Grand lecteur de Lionel Duroy depuis plusieurs années (la description minutieuse des dysfonctionnements familiaux de sa jeunesse m'aidant à relativiser les miens), je savais que son premier roman "Priez pour nous" avait fait l'objet d'une adaptation au cinéma dans les années 90, sous forme de comédie grand public.
Ca sentait le malentendu à plein nez, les bouquins de Duroy n'étant pas forcément des sommets de drôlerie, au contraire - même si l'auteur sait observer ses drames personnels avec une dérision réjouissante. Du coup, j'appréhendais un peu ce que j'allais voir.
D'une certaine manière, le film s'avère assez fidèle à la réalité du livre, même si comme prévu, le réalisateur Jean-Pierre Vergne choisit de raconter cette histoire sous son angle comique, avec légèreté.
On assiste donc à la déchéance d'une famille (très) nombreuse d'aristocrates désargentés, expulsés de leur logement luxueux de Neuilly, pour atterrir dans un HLM de banlieue, suivis par leur fidèle bonne à tout faire. Cette histoire se déroule à la fin des années 50, alors que notre jeune héros est âgé d'une dizaine d'année. On imagine aisément le décalage avec les voisins, tous issus des classes laborieuses...
En omettant un instant qu'il s'agit d'une adaptation, on passe plutôt un bon moment devant cette comédie familiale : j'avais peur de trouver le temps long, ce ne fut pas le cas, car les personnages sont croqués avec empathie, et incarnés avec conviction, à l'image de Samuel Labarthe en aristo déclassé qui conserve sa dignité et son optimisme en toute circonstance. La belle allure du comédien donne au personnage de Toto une hauteur qu'il n'a pas dans le roman, sa dimension pathétique étant clairement édulcorée.
De même, si Catherine Rich signe une excellente prestation en bourgeoise guindée, obsédée par les convenances, et très vite écrasée par les évènements, son personnage reste éloigné de l'affreuse marâtre castratrice du bouquin.
Parmi les qualités du film, on relèvera la reconstitution honorable, sans grand moyens mais sans faute de goût, à l'image de la mise en scène de Jean-Pierre Vergne - auteur dix ans auparavant du "Téléphone sonne toujours deux fois", une parodie avec les futurs Inconnus, encore débutants à l'époque.

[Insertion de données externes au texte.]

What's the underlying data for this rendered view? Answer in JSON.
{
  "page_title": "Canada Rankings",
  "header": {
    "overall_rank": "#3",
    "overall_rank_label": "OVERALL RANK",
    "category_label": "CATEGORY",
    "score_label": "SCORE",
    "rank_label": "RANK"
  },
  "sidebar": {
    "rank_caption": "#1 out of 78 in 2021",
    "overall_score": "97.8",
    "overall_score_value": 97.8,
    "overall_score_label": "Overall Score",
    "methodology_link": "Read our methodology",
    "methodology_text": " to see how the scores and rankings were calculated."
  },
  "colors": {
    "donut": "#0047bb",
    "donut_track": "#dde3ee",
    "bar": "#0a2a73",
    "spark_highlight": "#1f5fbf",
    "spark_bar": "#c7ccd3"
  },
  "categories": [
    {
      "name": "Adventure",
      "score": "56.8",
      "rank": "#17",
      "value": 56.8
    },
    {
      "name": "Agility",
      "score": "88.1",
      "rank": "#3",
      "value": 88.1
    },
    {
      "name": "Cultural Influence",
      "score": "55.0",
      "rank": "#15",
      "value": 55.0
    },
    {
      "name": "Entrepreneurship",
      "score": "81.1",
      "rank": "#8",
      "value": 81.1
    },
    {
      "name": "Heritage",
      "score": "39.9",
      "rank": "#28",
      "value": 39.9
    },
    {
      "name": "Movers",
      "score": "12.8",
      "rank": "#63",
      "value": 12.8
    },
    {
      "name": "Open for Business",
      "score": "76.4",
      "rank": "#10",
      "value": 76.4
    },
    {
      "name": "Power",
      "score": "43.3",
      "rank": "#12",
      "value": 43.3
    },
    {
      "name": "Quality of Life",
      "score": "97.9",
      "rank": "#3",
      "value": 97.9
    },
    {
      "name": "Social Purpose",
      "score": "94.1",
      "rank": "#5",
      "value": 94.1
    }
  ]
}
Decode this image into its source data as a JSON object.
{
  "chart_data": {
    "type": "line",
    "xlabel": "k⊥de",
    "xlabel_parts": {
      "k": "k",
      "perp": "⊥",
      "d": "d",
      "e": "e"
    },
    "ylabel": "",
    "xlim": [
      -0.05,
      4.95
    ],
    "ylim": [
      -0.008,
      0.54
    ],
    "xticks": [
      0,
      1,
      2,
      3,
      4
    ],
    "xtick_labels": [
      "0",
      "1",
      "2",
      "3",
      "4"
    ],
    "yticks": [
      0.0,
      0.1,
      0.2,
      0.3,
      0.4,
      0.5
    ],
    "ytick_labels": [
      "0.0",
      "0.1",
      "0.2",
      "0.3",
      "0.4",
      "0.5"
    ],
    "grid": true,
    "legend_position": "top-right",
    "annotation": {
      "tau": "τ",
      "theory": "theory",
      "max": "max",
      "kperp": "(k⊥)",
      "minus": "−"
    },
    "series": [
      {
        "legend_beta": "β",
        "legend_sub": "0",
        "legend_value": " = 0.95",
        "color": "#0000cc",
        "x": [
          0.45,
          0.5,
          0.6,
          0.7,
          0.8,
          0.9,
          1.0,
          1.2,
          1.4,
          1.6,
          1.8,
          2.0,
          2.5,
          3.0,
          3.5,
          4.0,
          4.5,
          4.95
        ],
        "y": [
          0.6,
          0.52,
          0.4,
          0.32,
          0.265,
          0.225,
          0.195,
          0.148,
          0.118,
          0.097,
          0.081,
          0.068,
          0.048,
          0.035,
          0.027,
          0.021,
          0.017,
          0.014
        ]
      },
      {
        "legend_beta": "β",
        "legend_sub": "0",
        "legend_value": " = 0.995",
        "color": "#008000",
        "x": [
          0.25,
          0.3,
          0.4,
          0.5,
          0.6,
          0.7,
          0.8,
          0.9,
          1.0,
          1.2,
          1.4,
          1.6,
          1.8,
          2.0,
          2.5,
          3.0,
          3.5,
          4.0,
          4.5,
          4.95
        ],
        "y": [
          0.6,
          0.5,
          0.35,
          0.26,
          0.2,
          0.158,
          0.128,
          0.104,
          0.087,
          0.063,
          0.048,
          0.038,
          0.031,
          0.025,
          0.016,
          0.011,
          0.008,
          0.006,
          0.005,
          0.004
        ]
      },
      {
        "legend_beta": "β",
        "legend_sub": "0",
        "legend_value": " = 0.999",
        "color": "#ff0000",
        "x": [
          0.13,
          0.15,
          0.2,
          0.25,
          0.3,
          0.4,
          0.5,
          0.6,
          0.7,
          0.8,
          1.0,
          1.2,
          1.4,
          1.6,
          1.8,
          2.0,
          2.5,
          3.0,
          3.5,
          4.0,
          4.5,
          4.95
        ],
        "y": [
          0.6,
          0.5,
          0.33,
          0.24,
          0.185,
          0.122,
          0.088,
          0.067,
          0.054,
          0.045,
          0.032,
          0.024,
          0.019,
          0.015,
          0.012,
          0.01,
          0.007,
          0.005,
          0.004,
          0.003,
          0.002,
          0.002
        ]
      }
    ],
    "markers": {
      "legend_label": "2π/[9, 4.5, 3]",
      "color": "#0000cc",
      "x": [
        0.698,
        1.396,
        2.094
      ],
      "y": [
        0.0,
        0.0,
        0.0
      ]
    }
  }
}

Finalement, outre la minoration très prévisible de la méchanceté du livre, le plus gros défaut du film réside dans son schéma narratif redondant, accentué par un dénouement abrupt, sans véritable conclusion. En somme, "Priez pour nous" ne raconte pas grand chose : une succession de situations très similaires (mensonge - déception - crise - nouvelle embrouille pour redémarrer), pour une histoire finalement assez vaine.
Reste qu'on aura plutôt passé un moment agréable en compagnie de cette famille nombreuse, qui pourra évoquer les Le Quesnoy de "La vie est un long fleuve tranquille".